Behavior-Oriented Concurrency for Python: Lock-less, Deadlock-free, Ownership-based
9 points by eatonphil
9 points by eatonphil
I'm a little confused by this:
Furthermore, the ordering of the behaviors as they are declared determines the scheduling of the behaviors. In a situation like this, it means that all the ingredient behaviors will execute before cook_omelette.
Doesn't that imply that you have to figure out the dependency graph yourself? I thought part of the point was that you don't have to know what needs to happen first, second, third, etc.
I love Python as much as the next guy but Erlang solved this in 1986, if we need distributed concurrency we should maybe just work in a language designed to support distributed concurrency. Do we need to use Python for everything? Can LLMs not write Erlang/Elixir?
Made me think of cells in reactive programming, you capture dependencies in the computation, and let the underlying runtime orchestrate/coordinate -- in this case access as opposed to update propagation. Nice and clean!
Anyone have a short summary of what "behavior-oriented concurrency" is?

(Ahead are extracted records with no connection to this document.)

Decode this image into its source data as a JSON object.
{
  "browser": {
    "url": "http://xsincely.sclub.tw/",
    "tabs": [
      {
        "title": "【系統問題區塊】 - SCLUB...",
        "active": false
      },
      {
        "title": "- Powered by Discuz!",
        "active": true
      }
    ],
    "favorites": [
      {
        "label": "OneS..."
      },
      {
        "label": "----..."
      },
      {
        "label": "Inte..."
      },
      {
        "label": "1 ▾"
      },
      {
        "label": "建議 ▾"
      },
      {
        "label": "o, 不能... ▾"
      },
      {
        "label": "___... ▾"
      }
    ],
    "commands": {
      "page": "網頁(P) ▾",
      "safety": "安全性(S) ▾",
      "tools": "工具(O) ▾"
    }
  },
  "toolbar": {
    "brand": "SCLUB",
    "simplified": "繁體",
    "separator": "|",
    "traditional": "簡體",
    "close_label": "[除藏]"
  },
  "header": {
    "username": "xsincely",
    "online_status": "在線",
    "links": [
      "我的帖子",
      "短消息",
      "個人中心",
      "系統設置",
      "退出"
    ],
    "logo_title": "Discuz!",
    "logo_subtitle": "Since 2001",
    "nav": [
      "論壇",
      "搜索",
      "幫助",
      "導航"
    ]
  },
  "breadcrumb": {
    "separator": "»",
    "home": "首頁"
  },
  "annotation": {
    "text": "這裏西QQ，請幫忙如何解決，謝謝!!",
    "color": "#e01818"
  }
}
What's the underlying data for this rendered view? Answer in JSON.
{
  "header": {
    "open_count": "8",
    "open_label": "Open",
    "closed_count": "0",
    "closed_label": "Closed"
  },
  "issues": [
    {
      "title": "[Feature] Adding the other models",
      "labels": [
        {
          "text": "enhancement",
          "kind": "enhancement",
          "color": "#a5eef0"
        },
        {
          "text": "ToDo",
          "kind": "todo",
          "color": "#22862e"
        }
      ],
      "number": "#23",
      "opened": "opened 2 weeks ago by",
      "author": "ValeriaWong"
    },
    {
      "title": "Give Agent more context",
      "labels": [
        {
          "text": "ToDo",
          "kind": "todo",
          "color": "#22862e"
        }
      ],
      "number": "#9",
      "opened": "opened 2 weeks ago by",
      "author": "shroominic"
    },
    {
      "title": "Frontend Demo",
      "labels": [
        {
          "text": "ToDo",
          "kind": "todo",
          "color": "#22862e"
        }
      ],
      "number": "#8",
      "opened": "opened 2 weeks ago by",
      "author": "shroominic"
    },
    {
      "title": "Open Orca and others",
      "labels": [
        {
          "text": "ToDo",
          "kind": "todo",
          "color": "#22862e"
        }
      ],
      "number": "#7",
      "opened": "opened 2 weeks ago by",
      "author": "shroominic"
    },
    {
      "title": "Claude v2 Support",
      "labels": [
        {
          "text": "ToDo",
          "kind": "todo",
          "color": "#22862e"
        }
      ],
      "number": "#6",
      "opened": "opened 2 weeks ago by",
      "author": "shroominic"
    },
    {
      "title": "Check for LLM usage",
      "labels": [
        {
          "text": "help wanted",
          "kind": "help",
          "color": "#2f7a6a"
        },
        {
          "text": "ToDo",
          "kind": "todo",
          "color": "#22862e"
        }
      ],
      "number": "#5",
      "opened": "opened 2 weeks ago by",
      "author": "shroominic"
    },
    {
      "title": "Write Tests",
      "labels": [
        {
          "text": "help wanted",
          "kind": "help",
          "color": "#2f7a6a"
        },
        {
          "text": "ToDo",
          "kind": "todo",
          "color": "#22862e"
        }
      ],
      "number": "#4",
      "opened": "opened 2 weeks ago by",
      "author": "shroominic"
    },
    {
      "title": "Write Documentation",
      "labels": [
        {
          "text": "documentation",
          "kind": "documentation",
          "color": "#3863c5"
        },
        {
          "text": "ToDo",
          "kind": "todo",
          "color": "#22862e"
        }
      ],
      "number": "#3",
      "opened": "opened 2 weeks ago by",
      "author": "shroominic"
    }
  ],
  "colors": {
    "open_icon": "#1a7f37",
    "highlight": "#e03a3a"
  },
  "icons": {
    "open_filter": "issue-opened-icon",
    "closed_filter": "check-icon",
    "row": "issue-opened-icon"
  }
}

The BoC programming model relies on a decomposition of state that is akin to actors—a program’s state is a set of isolated resources (that we call cowns). Behaviours are asynchronous units of work that explicitly state their required set of resources. Unlike messages in actor programming, behaviours are not coupled to a specific resource; crucially, BoC offers flexible coordination, operations that require synchronous access to multiple resources can be easily expressed
It's a re-implementation of the BEAM VM (Erlang/Elixir languages). There are other languages that do the actor model, like Pony Lang, etc. But the BEAM is the famous one, it's been around since the 1980's.